It was evident, during the 2020 season, that the Yankees’ bullpen just wasn’t the same elite unit that dominated opposing hitters in the final innings during recent campaigns. Adam Ottavino has seemingly regressed, Tommy Kahnle was lost to Tommy John surgery and is now a free agent, and no one from the group of Luis Cessa, Jonathan Holder, and Ben Heller has stepped up. Jonathan Loaisiga is a fine middle reliever, but hasn’t shown he can be much more than that.
Entering the offseason, only three arms inspire any kind of confidence: Aroldis Chapman, Chad Green, and Zack Britton. In the past couple of years, there were five or six reliable options, but that’s not the case anymore.
That needs to change. But the Yankees surely won’t break the bank for a Liam Hendriks, for example. They need to find reliable, cost-effective alternatives, and that means spotting potential breakouts in the trade market, cheap and medium-priced free agents, and developing hurlers from within who are capable of helping in the bullpen.

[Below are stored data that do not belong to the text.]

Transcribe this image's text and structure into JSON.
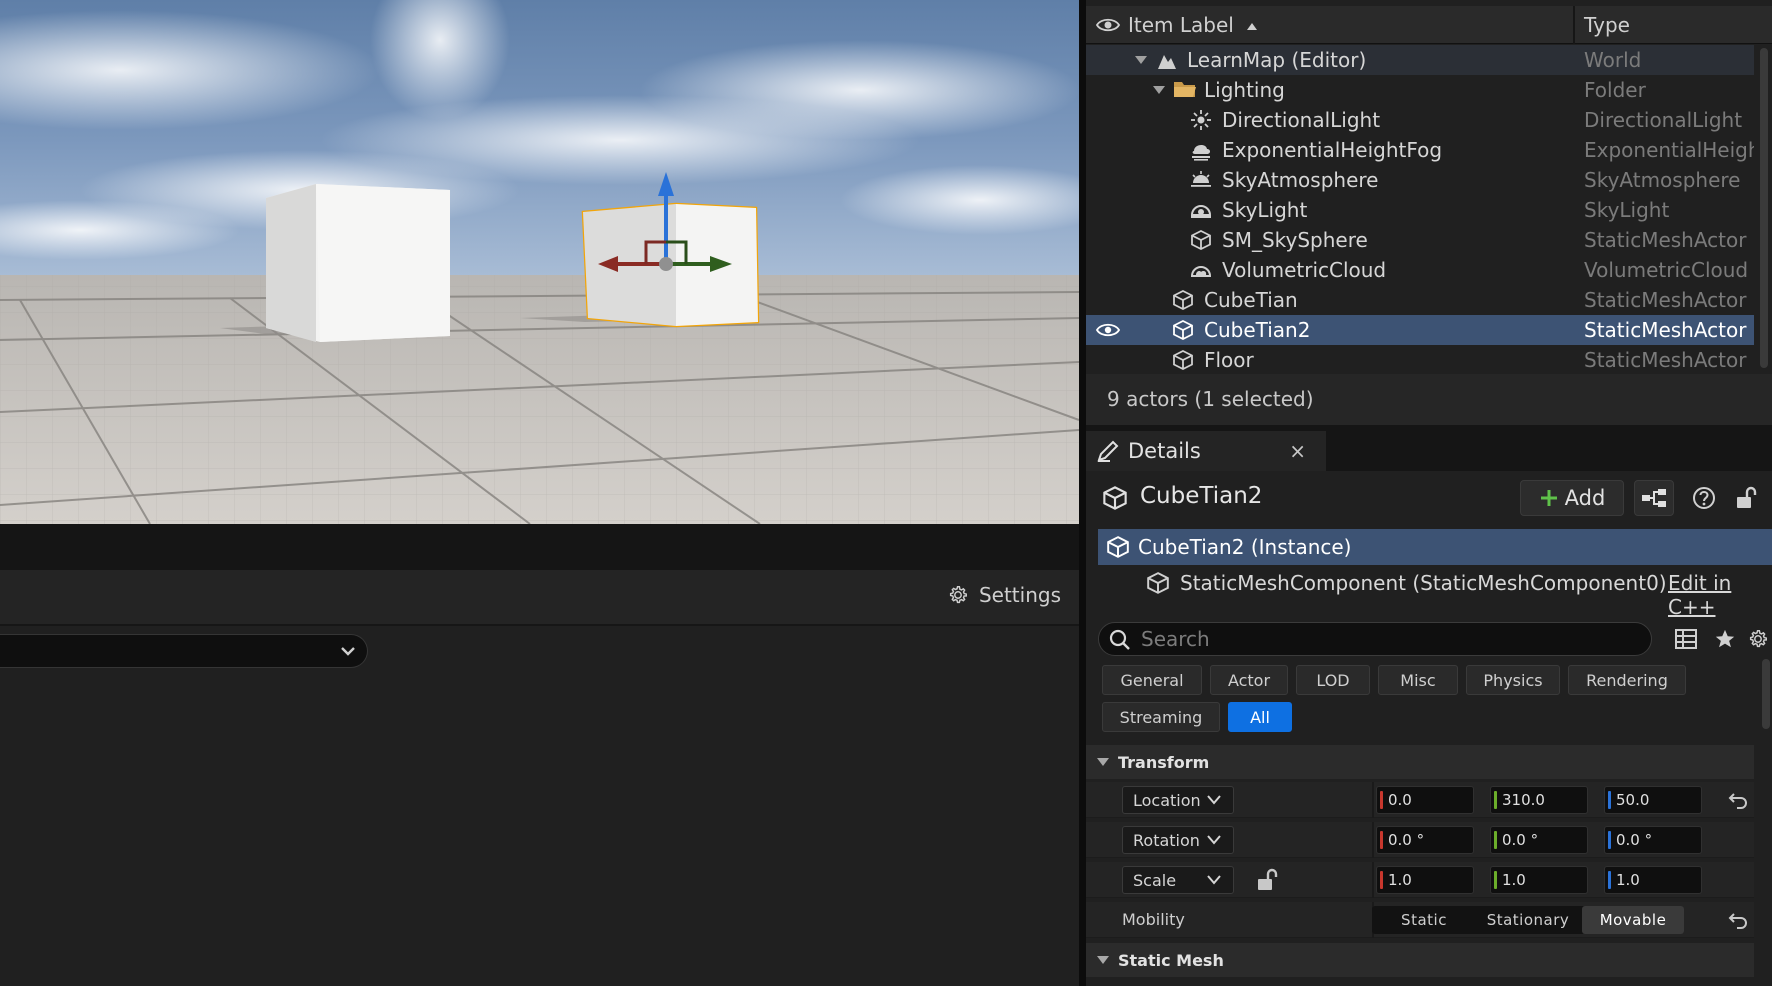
{
  "lower_left": {
    "settings_label": "Settings"
  },
  "outliner": {
    "col_label": "Item Label",
    "col_type": "Type",
    "rows": [
      {
        "label": "LearnMap (Editor)",
        "type": "World"
      },
      {
        "label": "Lighting",
        "type": "Folder"
      },
      {
        "label": "DirectionalLight",
        "type": "DirectionalLight"
      },
      {
        "label": "ExponentialHeightFog",
        "type": "ExponentialHeightF"
      },
      {
        "label": "SkyAtmosphere",
        "type": "SkyAtmosphere"
      },
      {
        "label": "SkyLight",
        "type": "SkyLight"
      },
      {
        "label": "SM_SkySphere",
        "type": "StaticMeshActor"
      },
      {
        "label": "VolumetricCloud",
        "type": "VolumetricCloud"
      },
      {
        "label": "CubeTian",
        "type": "StaticMeshActor"
      },
      {
        "label": "CubeTian2",
        "type": "StaticMeshActor"
      },
      {
        "label": "Floor",
        "type": "StaticMeshActor"
      }
    ],
    "footer": "9 actors (1 selected)"
  },
  "details": {
    "tab_title": "Details",
    "tab_close": "×",
    "actor_name": "CubeTian2",
    "add_label": "Add",
    "instance_label": "CubeTian2 (Instance)",
    "component_label": "StaticMeshComponent (StaticMeshComponent0)",
    "edit_cpp": "Edit in C++",
    "search_placeholder": "Search",
    "filters": [
      "General",
      "Actor",
      "LOD",
      "Misc",
      "Physics",
      "Rendering",
      "Streaming",
      "All"
    ],
    "active_filter": "All",
    "transform": {
      "title": "Transform",
      "location_label": "Location",
      "location": [
        "0.0",
        "310.0",
        "50.0"
      ],
      "rotation_label": "Rotation",
      "rotation": [
        "0.0 °",
        "0.0 °",
        "0.0 °"
      ],
      "scale_label": "Scale",
      "scale": [
        "1.0",
        "1.0",
        "1.0"
      ],
      "mobility_label": "Mobility",
      "mobility_options": [
        "Static",
        "Stationary",
        "Movable"
      ],
      "mobility_selected": "Movable"
    },
    "static_mesh_title": "Static Mesh"
  },
  "colors": {
    "selection": "#3d5374",
    "accent_blue": "#0e70e2",
    "axis_x": "#c8372d",
    "axis_y": "#6bae2a",
    "axis_z": "#2a72d8",
    "selection_outline": "#f2a50a"
  }
}
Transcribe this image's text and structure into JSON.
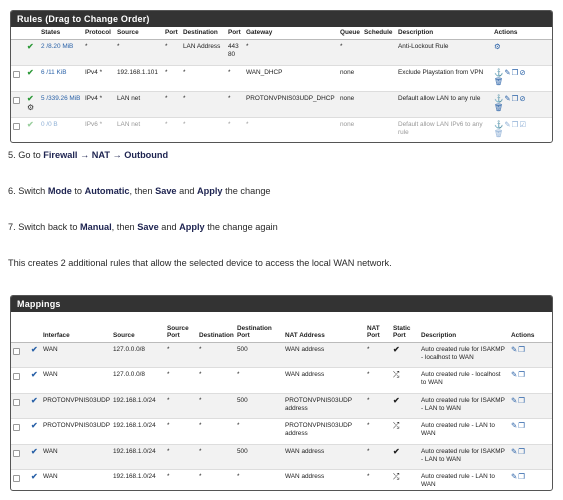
{
  "rules": {
    "title": "Rules (Drag to Change Order)",
    "headers": [
      "",
      "",
      "States",
      "Protocol",
      "Source",
      "Port",
      "Destination",
      "Port",
      "Gateway",
      "Queue",
      "Schedule",
      "Description",
      "Actions"
    ],
    "rows": [
      {
        "states": "2 /8.20 MiB",
        "protocol": "*",
        "source": "*",
        "port": "*",
        "destination": "LAN Address",
        "dport": "443 80",
        "gateway": "*",
        "queue": "*",
        "schedule": "",
        "description": "Anti-Lockout Rule"
      },
      {
        "states": "6 /11 KiB",
        "protocol": "IPv4 *",
        "source": "192.168.1.101",
        "port": "*",
        "destination": "*",
        "dport": "*",
        "gateway": "WAN_DHCP",
        "queue": "none",
        "schedule": "",
        "description": "Exclude Playstation from VPN"
      },
      {
        "states": "5 /339.26 MiB",
        "protocol": "IPv4 *",
        "source": "LAN net",
        "port": "*",
        "destination": "*",
        "dport": "*",
        "gateway": "PROTONVPNIS03UDP_DHCP",
        "queue": "none",
        "schedule": "",
        "description": "Default allow LAN to any rule"
      },
      {
        "states": "0 /0 B",
        "protocol": "IPv6 *",
        "source": "LAN net",
        "port": "*",
        "destination": "*",
        "dport": "*",
        "gateway": "*",
        "queue": "none",
        "schedule": "",
        "description": "Default allow LAN IPv6 to any rule"
      }
    ]
  },
  "steps": {
    "s5_pre": "5. Go to ",
    "s5_b": "Firewall → NAT → Outbound",
    "s6_pre": "6. Switch ",
    "s6_b1": "Mode",
    "s6_m1": " to ",
    "s6_b2": "Automatic",
    "s6_m2": ", then ",
    "s6_b3": "Save",
    "s6_m3": " and ",
    "s6_b4": "Apply",
    "s6_post": " the change",
    "s7_pre": "7. Switch back to ",
    "s7_b1": "Manual",
    "s7_m1": ", then ",
    "s7_b2": "Save",
    "s7_m2": " and ",
    "s7_b3": "Apply",
    "s7_post": " the change again",
    "note": "This creates 2 additional rules that allow the selected device to access the local WAN network."
  },
  "mappings": {
    "title": "Mappings",
    "headers": {
      "interface": "Interface",
      "source": "Source",
      "sport": "Source Port",
      "destination": "Destination",
      "dport": "Destination Port",
      "nat_address": "NAT Address",
      "nat_port": "NAT Port",
      "static_port": "Static Port",
      "description": "Description",
      "actions": "Actions"
    },
    "rows": [
      {
        "interface": "WAN",
        "source": "127.0.0.0/8",
        "sport": "*",
        "destination": "*",
        "dport": "500",
        "nat_address": "WAN address",
        "nat_port": "*",
        "static": "check",
        "description": "Auto created rule for ISAKMP - localhost to WAN"
      },
      {
        "interface": "WAN",
        "source": "127.0.0.0/8",
        "sport": "*",
        "destination": "*",
        "dport": "*",
        "nat_address": "WAN address",
        "nat_port": "*",
        "static": "random",
        "description": "Auto created rule - localhost to WAN"
      },
      {
        "interface": "PROTONVPNIS03UDP",
        "source": "192.168.1.0/24",
        "sport": "*",
        "destination": "*",
        "dport": "500",
        "nat_address": "PROTONVPNIS03UDP address",
        "nat_port": "*",
        "static": "check",
        "description": "Auto created rule for ISAKMP - LAN to WAN"
      },
      {
        "interface": "PROTONVPNIS03UDP",
        "source": "192.168.1.0/24",
        "sport": "*",
        "destination": "*",
        "dport": "*",
        "nat_address": "PROTONVPNIS03UDP address",
        "nat_port": "*",
        "static": "random",
        "description": "Auto created rule - LAN to WAN"
      },
      {
        "interface": "WAN",
        "source": "192.168.1.0/24",
        "sport": "*",
        "destination": "*",
        "dport": "500",
        "nat_address": "WAN address",
        "nat_port": "*",
        "static": "check",
        "description": "Auto created rule for ISAKMP - LAN to WAN"
      },
      {
        "interface": "WAN",
        "source": "192.168.1.0/24",
        "sport": "*",
        "destination": "*",
        "dport": "*",
        "nat_address": "WAN address",
        "nat_port": "*",
        "static": "random",
        "description": "Auto created rule - LAN to WAN"
      }
    ]
  },
  "icons": {
    "pass": "✔",
    "gear": "⚙",
    "check": "✔",
    "random": "⤮",
    "actions_rule": "⚓✎❐⊘",
    "actions_rule_dim": "⚓✎❐☑",
    "trash": "🗑",
    "actions_map": "✎❐"
  }
}
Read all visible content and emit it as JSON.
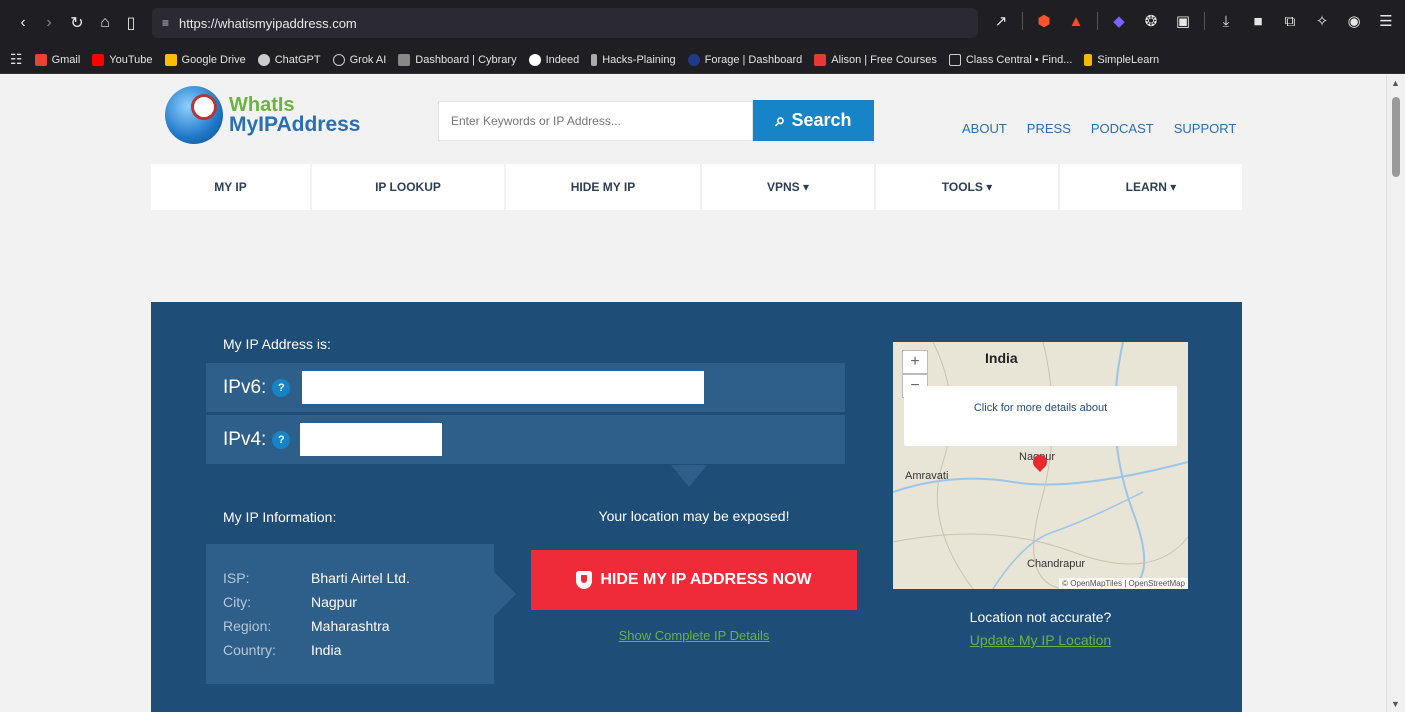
{
  "browser": {
    "url": "https://whatismyipaddress.com",
    "bookmarks": [
      {
        "label": "Gmail",
        "color": "#ea4335"
      },
      {
        "label": "YouTube",
        "color": "#ff0000"
      },
      {
        "label": "Google Drive",
        "color": "#fbbc04"
      },
      {
        "label": "ChatGPT",
        "color": "#cccccc"
      },
      {
        "label": "Grok AI",
        "color": "#cccccc"
      },
      {
        "label": "Dashboard | Cybrary",
        "color": "#888888"
      },
      {
        "label": "Indeed",
        "color": "#ffffff"
      },
      {
        "label": "Hacks-Plaining",
        "color": "#aaaaaa"
      },
      {
        "label": "Forage | Dashboard",
        "color": "#1e3a8a"
      },
      {
        "label": "Alison | Free Courses",
        "color": "#e53935"
      },
      {
        "label": "Class Central • Find...",
        "color": "#cccccc"
      },
      {
        "label": "SimpleLearn",
        "color": "#f5b800"
      }
    ]
  },
  "site": {
    "logo_line1": "WhatIs",
    "logo_line2": "MyIPAddress",
    "search_placeholder": "Enter Keywords or IP Address...",
    "search_label": "Search",
    "toplinks": [
      "ABOUT",
      "PRESS",
      "PODCAST",
      "SUPPORT"
    ],
    "nav": [
      {
        "label": "MY IP"
      },
      {
        "label": "IP LOOKUP"
      },
      {
        "label": "HIDE MY IP"
      },
      {
        "label": "VPNS ▾"
      },
      {
        "label": "TOOLS ▾"
      },
      {
        "label": "LEARN ▾"
      }
    ]
  },
  "hero": {
    "heading": "My IP Address is:",
    "ipv6_label": "IPv6:",
    "ipv4_label": "IPv4:",
    "info_heading": "My IP Information:",
    "info": [
      {
        "key": "ISP:",
        "value": "Bharti Airtel Ltd."
      },
      {
        "key": "City:",
        "value": "Nagpur"
      },
      {
        "key": "Region:",
        "value": "Maharashtra"
      },
      {
        "key": "Country:",
        "value": "India"
      }
    ],
    "exposed_text": "Your location may be exposed!",
    "hide_button": "HIDE MY IP ADDRESS NOW",
    "show_details": "Show Complete IP Details",
    "map": {
      "title": "India",
      "popup": "Click for more details about",
      "cities": [
        "Amravati",
        "Nagpur",
        "Chandrapur"
      ],
      "attribution": "© OpenMapTiles | OpenStreetMap"
    },
    "not_accurate": "Location not accurate?",
    "update_link": "Update My IP Location"
  }
}
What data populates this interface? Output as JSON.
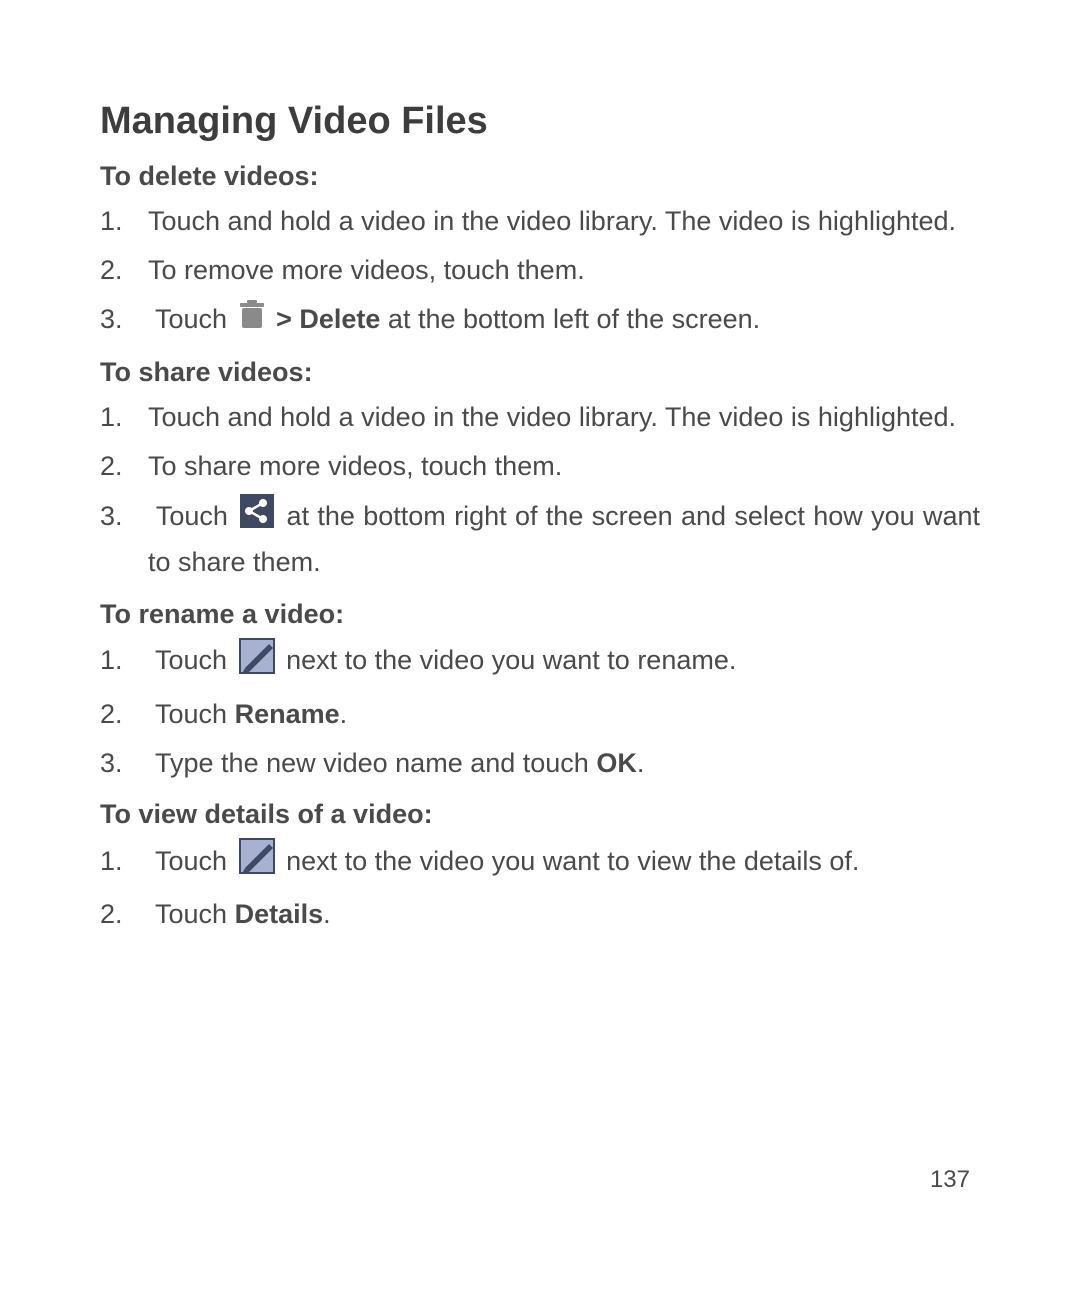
{
  "page": {
    "title": "Managing Video Files",
    "page_number": "137"
  },
  "sections": {
    "delete": {
      "heading": "To delete videos:",
      "steps": {
        "s1": "Touch and hold a video in the video library. The video is high­lighted.",
        "s2": "To remove more videos, touch them.",
        "s3_a": "Touch ",
        "s3_b": " > Delete",
        "s3_c": " at the bottom left of the screen."
      }
    },
    "share": {
      "heading": "To share videos:",
      "steps": {
        "s1": "Touch and hold a video in the video library. The video is high­lighted.",
        "s2": "To share more videos, touch them.",
        "s3_a": "Touch ",
        "s3_b": " at the bottom right of the screen and select how you want to share them."
      }
    },
    "rename": {
      "heading": "To rename a video:",
      "steps": {
        "s1_a": "Touch ",
        "s1_b": " next to the video you want to rename.",
        "s2_a": "Touch ",
        "s2_b": "Rename",
        "s2_c": ".",
        "s3_a": "Type the new video name and touch ",
        "s3_b": "OK",
        "s3_c": "."
      }
    },
    "details": {
      "heading": "To view details of a video:",
      "steps": {
        "s1_a": "Touch ",
        "s1_b": " next to the video you want to view the details of.",
        "s2_a": "Touch ",
        "s2_b": "Details",
        "s2_c": "."
      }
    }
  },
  "icons": {
    "trash": "trash-icon",
    "share": "share-icon",
    "edit": "edit-icon"
  }
}
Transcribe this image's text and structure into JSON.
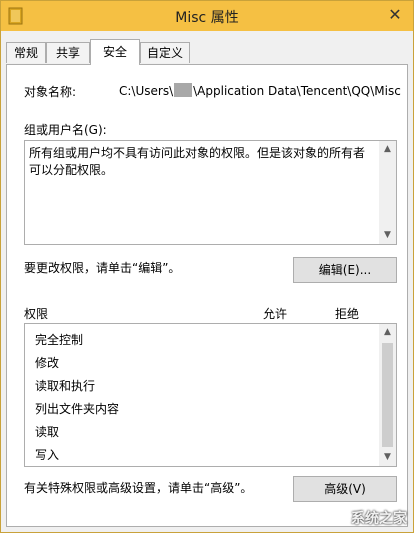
{
  "window": {
    "title": "Misc 属性",
    "close_glyph": "✕",
    "title_color": "#f5c043"
  },
  "tabs": [
    {
      "label": "常规"
    },
    {
      "label": "共享"
    },
    {
      "label": "安全",
      "active": true
    },
    {
      "label": "自定义"
    }
  ],
  "security": {
    "object_name_label": "对象名称:",
    "object_path_prefix": "C:\\Users\\",
    "object_path_suffix": "\\Application Data\\Tencent\\QQ\\Misc",
    "group_label": "组或用户名(G):",
    "group_message": "所有组或用户均不具有访问此对象的权限。但是该对象的所有者可以分配权限。",
    "change_hint": "要更改权限，请单击“编辑”。",
    "edit_button": "编辑(E)...",
    "permissions_header": "权限",
    "allow_header": "允许",
    "deny_header": "拒绝",
    "permissions": [
      "完全控制",
      "修改",
      "读取和执行",
      "列出文件夹内容",
      "读取",
      "写入"
    ],
    "advanced_hint": "有关特殊权限或高级设置，请单击“高级”。",
    "advanced_button": "高级(V)"
  },
  "watermark": "系统之家",
  "icons": {
    "folder": "folder-icon",
    "close": "close-icon",
    "scroll_up": "scroll-up-icon",
    "scroll_down": "scroll-down-icon"
  }
}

Brooks Kriske is one of those internal options. And despite the poor statistical look (14.73 ERA, 8.10 FIP, 6.80 SIERA) in a tiny sample size (3 2⁄3 innings) in the 2020 season, he represents a candidate to step up in 2021 and be an important contributor in the relief corps.
I know that Kriske is hardly entrenched in the team’s plans for next year, but he could change his fate with a small step forward in his control. That’s all it would take for him to force his way in the Yankees’ bullpen in my view.
We will not use 3 2/3 frames to judge him in any way, but if we say he had a 14.73 ERA, the third-worst on the Yankees, let’s also say that he had the third best swinging strike rate (SwStr%) with a healthy 16.5%. Considering that he had a 16.0 SwStr% in his excellent run at Double-A in 2019, the number could be somewhat sustainable in the long run.
Excellent minor league numbers back up his case
In 2019, Kriske pitched in Class-A Advanced and Double-A. Here are his numbers:
Class-A Advanced: 12.0 IP, 12.00 K/9, 3.75 BB/9, 0.00 ERA, 2.14 FIP, 2.82 xFIP, 0.00 HR/9, 18.0 SwStr%
Double-A: 48 2/3 IP, 11.84 K/9, 4.25 BB/9, 2.59 ERA, 2.82 FIP, 3.19 xFIP, 0.55 HR/9, 16.5 SwStr%
And here are his numbers in his brief big-league cameo last season:
MLB: 3 2/3 IP, 19.64 K/9, 17.18 BB/9, 14.73 ERA, 8.10 FIP, 5.61 xFIP, 2.45 HR/9, 16.0 SwStr%
Kriske’s walk rate increased with every level he played from 2019 to this point. That is not uncommon, but needs to be fixed if he’s going to be a successful reliever for the Yankees.
However, as evidenced by the run-prevention stats in Class-A Advanced and Double-A, as well as his pretty stable SwStr% in all three mentioned levels, he has some serious swing-and-miss stuff.
Kriske’s high-octane fastball averaged 95.3 mph according to FanGraphs, and it often touched 97-98 mph. He developed a very nice splitter that he uses almost 24 percent of the time, and he also throws a slider.
Here, you can see a fastball-splitter-splitter sequence:
Fastball, splitter, splitter from Brooks Kriske to leave the bases loaded. Good location in an important spot. pic.twitter.com/THoSWwoe9H— Lucas A (@DBITLefty) August 30, 2020
If Kriske keeps his walks to manageable rates, he could be someone to watch as the Yankees are looking for some names who can make an impact in the bullpen.
We know that development isn’t always linear, but given that Kriske has already dominated the high minors (Double-A), he could only need a couple of months of Triple-A to prove he’s ready to get big league hitters out on a consistent basis. He has potential to be a late-inning weapon in the best-case scenario if he keeps his walks down.